Любовь не продаётся (Доронина) - страница 29

— Что? — не поняла я, витая в других мыслях и не улавливая смысла в Мишиных словах, позабыв о том, что когда бабушка умерла, а Мише тогда было три года, сказала, что бабушка поехала к кому-то в гости и скоро приедет.

Потому что не знала как объяснить маленькому мальчику, что значит смерть. И как это — сегодня ты есть, а завтра тебя уже не будет. Боялась, что он сильно напугается, и будет думать об этом. И вот, видимо, наступил момент, когда нужно ему объяснить, что люди умирают и тех хоронят на кладбище.

— Миша, она не приедет, — я посмотрела в лицо брата.

Шестеренки в его голове усиленно заработали, он замолк на какое-то время о чем-то напряженно думая, а я ждала следующего вопроса. Самой было отчасти интересно, что было в этой маленькой головушке.

— А почему? — искренне удивился он.

Не хотелось именно сейчас и сегодня затрагивать эту тему, но Миша уже взрослый — должен был меня понять.

— Потому что бабушка умерла. Ты был маленьким, и я сказала, что она уехала, потому что не знала как тебе это объяснить.

— А я тоже умру? — о таких вещах не то что говорить — страшно даже думать.

— И я умру.

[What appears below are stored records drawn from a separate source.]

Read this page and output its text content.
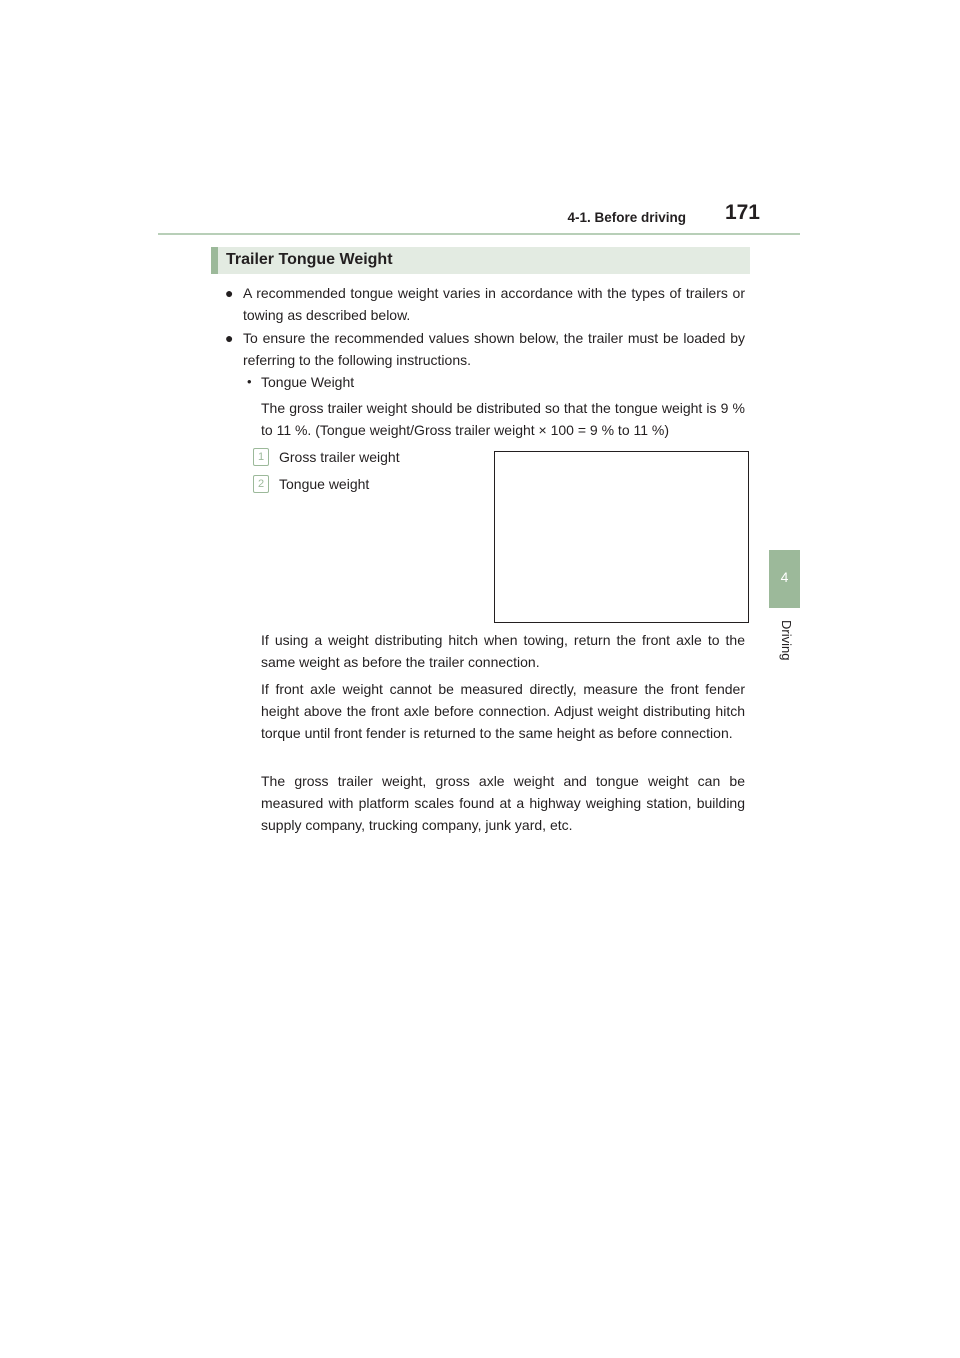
4-1. Before driving 171
4
Driving
Trailer Tongue Weight
● A recommended tongue weight varies in accordance with the types of trailers or towing as described below.
● To ensure the recommended values shown below, the trailer must be loaded by referring to the following instructions.
• Tongue Weight
The gross trailer weight should be distributed so that the tongue weight is 9 % to 11 %. (Tongue weight/Gross trailer weight × 100 = 9 % to 11 %)
1	Gross trailer weight
2	Tongue weight
If using a weight distributing hitch when towing, return the front axle to the same weight as before the trailer connection.
If front axle weight cannot be measured directly, measure the front fender height above the front axle before connection. Adjust weight distributing hitch torque until front fender is returned to the same height as before connection.
The gross trailer weight, gross axle weight and tongue weight can be measured with platform scales found at a highway weighing station, building supply company, trucking company, junk yard, etc.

И мама. Но не сегодня. И не завтра. В глубокой, глубокой старости. И этого не нужно бояться, потому как никто не знает сколько ему суждено прожить.

— А что такое суждено?

Иногда мой мозг готов был взорваться от всех этих вопросов. Я не знала, правильно ли разговариваю с ребенком, делала это по большей степени на интуитивном уровне.

— То есть отмерено. Каждый человек рождается с определенной миссией и судьбой. Никто не знает, когда умрет. Но смерти бояться не нужно, — хотелось рвать волосы на голове.

Озадаченность на лице Мише стала ярко выраженной, глаза бегали по моему лицу, и я видела этот поток вопросов, который он собирался мне задать.

— Женя, я не хочу умирать… — тоненький голосок дрогнул.

А я, наконец, поняла, что нужно было уходить от этой темы. Не хватало, чтобы Мишка начал теперь спрашивать меня каждый день, бегая хвостиком: «А я не умру?».

— Ты и не умрешь. Разве я тебе позволю? Вон как я тебя люблю! А когда так сильно любят, человек не может умереть.

— Правда?

— Правда, — ах если бы.

Но я не считала, что обманываю ребенка. Просто немного преувеличивала. Ведь пока в нас живет память к человеку, воспоминания и теплые чувства — он жив. Жив и обитает в нашем сердце.

Я поднялась со стула, налила в стакан воды, осушила тот залпом и поставила обратно на стол. Наложила кашу в тарелку, чтобы остывала. Не любила, есть горячую еду. А сама пошла умываться, надеясь, что Мишкин допрос окончен.